John Lennox was born about 1765 in Scotland, and he died on 1 Oct. 1817 in Lunenburg. He married Ann Margaret, the daughter of German immigrants, on 19 Mar. 1797 at St. John’s Anglican Church. Their first child, Ann Barbara, was born several years previous to the wedding. His will left property to his wife, Anna Margaret (Schupp), son William and daughters Anna Barbara, Isabella, Sarah and Lucy, omitting son Louis.
In one of the four large upstairs guest rooms, the name of John Lennox was uncovered on a pine panel. This pencil autograph is still visible above the fireplace. Robert Cram also found a receipt for wine and rum, complete with John Lennox’s name, between the floor joists of the attic during the restoration. The first floor of the Inn is set up for daily breakfast, but the original tavern can be imagined since the wooden bar is still installed in one corner. It still has the wooden cage over the bar, just like one I once saw at the Wayside Inn in Sudbury, Massachusetts.

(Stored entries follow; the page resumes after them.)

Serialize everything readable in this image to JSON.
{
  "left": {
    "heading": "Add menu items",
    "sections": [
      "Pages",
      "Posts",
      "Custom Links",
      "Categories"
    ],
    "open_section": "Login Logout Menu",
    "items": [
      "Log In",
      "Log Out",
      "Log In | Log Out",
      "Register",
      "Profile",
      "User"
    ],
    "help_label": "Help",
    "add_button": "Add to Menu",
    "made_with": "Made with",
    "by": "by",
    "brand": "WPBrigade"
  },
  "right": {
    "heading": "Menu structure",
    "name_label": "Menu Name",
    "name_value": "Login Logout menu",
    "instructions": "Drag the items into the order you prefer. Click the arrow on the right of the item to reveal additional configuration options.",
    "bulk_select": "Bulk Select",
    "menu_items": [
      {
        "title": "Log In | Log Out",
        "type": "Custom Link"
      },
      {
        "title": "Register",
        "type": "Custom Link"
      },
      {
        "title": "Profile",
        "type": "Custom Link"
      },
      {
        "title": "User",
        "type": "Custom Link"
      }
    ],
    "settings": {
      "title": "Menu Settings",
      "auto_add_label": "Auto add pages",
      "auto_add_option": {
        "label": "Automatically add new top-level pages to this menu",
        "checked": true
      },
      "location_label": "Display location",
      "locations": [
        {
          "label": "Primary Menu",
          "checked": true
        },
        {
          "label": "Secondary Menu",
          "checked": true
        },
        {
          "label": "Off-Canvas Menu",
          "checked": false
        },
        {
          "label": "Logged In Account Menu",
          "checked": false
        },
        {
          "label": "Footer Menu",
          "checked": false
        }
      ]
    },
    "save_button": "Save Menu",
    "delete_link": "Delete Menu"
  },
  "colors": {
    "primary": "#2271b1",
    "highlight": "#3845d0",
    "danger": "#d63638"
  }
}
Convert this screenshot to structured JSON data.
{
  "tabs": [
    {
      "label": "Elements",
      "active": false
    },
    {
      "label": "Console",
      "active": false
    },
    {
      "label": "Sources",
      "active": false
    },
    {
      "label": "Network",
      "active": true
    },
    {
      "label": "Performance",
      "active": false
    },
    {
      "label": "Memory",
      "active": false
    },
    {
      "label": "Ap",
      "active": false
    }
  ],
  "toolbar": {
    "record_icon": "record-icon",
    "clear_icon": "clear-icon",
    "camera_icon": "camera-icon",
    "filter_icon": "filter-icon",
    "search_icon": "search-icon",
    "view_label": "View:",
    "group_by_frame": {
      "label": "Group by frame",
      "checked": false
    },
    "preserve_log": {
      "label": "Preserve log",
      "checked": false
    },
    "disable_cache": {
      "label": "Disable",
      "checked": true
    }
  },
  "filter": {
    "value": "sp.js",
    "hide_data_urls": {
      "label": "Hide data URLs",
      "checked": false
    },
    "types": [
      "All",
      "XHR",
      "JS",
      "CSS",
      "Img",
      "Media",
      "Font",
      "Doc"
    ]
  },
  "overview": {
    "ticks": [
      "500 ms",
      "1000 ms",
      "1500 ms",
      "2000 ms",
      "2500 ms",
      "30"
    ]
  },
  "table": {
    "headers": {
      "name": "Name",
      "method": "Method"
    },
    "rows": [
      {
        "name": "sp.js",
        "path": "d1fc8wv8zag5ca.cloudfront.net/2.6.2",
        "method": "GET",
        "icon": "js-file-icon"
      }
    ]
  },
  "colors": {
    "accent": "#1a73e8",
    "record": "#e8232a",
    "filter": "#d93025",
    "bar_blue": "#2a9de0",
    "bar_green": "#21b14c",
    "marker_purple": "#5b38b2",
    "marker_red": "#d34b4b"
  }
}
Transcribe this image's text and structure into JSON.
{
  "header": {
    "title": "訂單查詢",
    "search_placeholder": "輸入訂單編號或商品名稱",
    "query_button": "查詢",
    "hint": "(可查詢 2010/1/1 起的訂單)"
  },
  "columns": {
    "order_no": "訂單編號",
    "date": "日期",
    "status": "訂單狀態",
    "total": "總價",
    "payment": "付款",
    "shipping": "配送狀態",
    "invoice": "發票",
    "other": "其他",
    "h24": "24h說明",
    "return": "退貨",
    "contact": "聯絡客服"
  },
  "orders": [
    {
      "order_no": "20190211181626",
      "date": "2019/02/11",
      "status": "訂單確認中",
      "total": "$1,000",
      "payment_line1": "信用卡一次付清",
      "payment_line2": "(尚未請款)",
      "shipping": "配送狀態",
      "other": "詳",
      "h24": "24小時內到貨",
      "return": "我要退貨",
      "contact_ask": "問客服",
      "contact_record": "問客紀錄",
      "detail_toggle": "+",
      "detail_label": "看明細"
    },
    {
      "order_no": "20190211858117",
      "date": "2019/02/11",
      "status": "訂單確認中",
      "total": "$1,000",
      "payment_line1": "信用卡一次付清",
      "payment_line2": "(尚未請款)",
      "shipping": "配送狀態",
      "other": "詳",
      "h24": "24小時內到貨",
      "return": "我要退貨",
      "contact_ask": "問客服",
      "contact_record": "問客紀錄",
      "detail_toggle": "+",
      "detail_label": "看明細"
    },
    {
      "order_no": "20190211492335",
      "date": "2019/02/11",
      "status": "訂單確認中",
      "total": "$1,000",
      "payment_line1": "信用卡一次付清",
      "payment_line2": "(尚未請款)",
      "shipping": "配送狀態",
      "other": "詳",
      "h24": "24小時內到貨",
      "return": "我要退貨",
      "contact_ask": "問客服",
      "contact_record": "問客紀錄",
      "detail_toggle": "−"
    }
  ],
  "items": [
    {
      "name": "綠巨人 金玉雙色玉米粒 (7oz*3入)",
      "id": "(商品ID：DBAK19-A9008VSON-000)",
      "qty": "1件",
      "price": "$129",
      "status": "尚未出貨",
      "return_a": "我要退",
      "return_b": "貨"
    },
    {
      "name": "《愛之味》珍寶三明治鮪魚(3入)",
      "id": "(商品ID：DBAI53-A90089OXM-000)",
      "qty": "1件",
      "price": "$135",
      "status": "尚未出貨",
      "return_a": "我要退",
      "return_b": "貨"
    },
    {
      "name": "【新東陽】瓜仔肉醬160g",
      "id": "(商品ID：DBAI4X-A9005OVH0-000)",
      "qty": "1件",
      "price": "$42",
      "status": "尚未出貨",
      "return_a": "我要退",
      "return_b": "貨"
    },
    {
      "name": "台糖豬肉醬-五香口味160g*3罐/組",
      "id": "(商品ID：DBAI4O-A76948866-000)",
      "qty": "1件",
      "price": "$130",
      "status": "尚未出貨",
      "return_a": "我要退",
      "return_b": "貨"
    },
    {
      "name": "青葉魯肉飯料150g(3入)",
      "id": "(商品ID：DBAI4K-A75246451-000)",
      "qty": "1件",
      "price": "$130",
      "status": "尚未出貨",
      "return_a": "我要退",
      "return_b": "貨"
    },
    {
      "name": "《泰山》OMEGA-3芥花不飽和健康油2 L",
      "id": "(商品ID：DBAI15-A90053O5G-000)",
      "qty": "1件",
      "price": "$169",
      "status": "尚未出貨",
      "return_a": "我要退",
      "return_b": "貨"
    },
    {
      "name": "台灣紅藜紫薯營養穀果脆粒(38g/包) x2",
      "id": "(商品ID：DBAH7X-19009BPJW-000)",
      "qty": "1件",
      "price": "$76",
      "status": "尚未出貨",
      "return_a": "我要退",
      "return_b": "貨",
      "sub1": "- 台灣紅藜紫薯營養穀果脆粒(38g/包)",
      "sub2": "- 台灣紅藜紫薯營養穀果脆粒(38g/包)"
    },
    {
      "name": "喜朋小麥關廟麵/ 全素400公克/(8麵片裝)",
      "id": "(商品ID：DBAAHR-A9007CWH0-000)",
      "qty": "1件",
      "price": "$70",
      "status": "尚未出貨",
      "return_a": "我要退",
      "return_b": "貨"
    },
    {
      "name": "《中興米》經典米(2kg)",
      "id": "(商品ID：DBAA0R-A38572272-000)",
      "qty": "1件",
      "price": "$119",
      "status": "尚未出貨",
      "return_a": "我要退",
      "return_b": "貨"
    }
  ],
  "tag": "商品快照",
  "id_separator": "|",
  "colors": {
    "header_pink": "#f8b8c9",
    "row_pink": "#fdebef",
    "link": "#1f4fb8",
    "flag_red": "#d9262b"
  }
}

Several years ago we planned a family vacation to Nova Scotia, and I was excited to book two nights at the Lennox Inn. We were the only occupants, so at night it was spooky to hear the creaking and groaning of the old building, and we half expected to see the ghost of our ancestor, John Lennox. Innkeeper Cram assured me that John Lennox probably never lived there in the Inn, because his personal residence was across the street in a smaller house.
The Lennox lineage:
Gen. 1. John Lennox b. about 1765 in Scotland, d. 1 Oct. 1817 in Lunenburg, Nova Scotia; married on 19 Mar 1797 at St. John’s Anglican Church in Lunenburg to Ann Margareta Schupp, daughter of Johan Justinas Schupp and Anna Margareta Finck, b. 18 Sep 1773 in Lunenburg.
Gen. 2. Bremner Frederick Bollman and Sarah Elizabeth Lennox. He was the son of Dr. Johann Daniel Bollman and Jane Bremner. Dr. Bollman was a surgeon from Hammersleben, Saxony, Germany, who arrived in the New World as a Hessian mercenary serving under Baron Diedesel’s Regiment. He settled in Lunenburg, a mostly German town. Jane Bremner was the daughter of Scots immigrants Robert and Margaret (Stewart) Bremner. Bremener Frederick Bollman was born on 25 Feb. 1802 and died on 15 Dec 1838 in Lunenburg. Sarah remarried to Martin Ernst.
Gen. 3. Ann Margaret Bollman and Caleb Rand Bill. An excerpt was found in the Diary of Adolphus Gaetz of Lunenburg: June 1858 Monday 7th- "Married at 12 o'clock noon, at the house of Mrs. Trider, under whose care the Bride had been brought up, Mr. C. R. Bill, formerly at teacher of vocal music in this place, to Miss Annie Bolman, daughter of the late Bremner Bolman. At 2 o'clock the married couple started on their way to New Brunswick, they were escorted as far as Mahone Bay by several young men and maidens who had been at the wedding. The above were married by the father of the Groom, Rev'd I. E. Bill, baptist preacher, at St. John, New Brunswick, who came here for the purpose." Caleb Bill was a music professor, and he and his bride lived at St. John’s, New Brunswick; Houlton, Maine; Watertown, Massachusetts and Salem, Massachusetts. They had nine children, all musically talented. Professor Bill and his wife, Annie, were my great, great grandparents.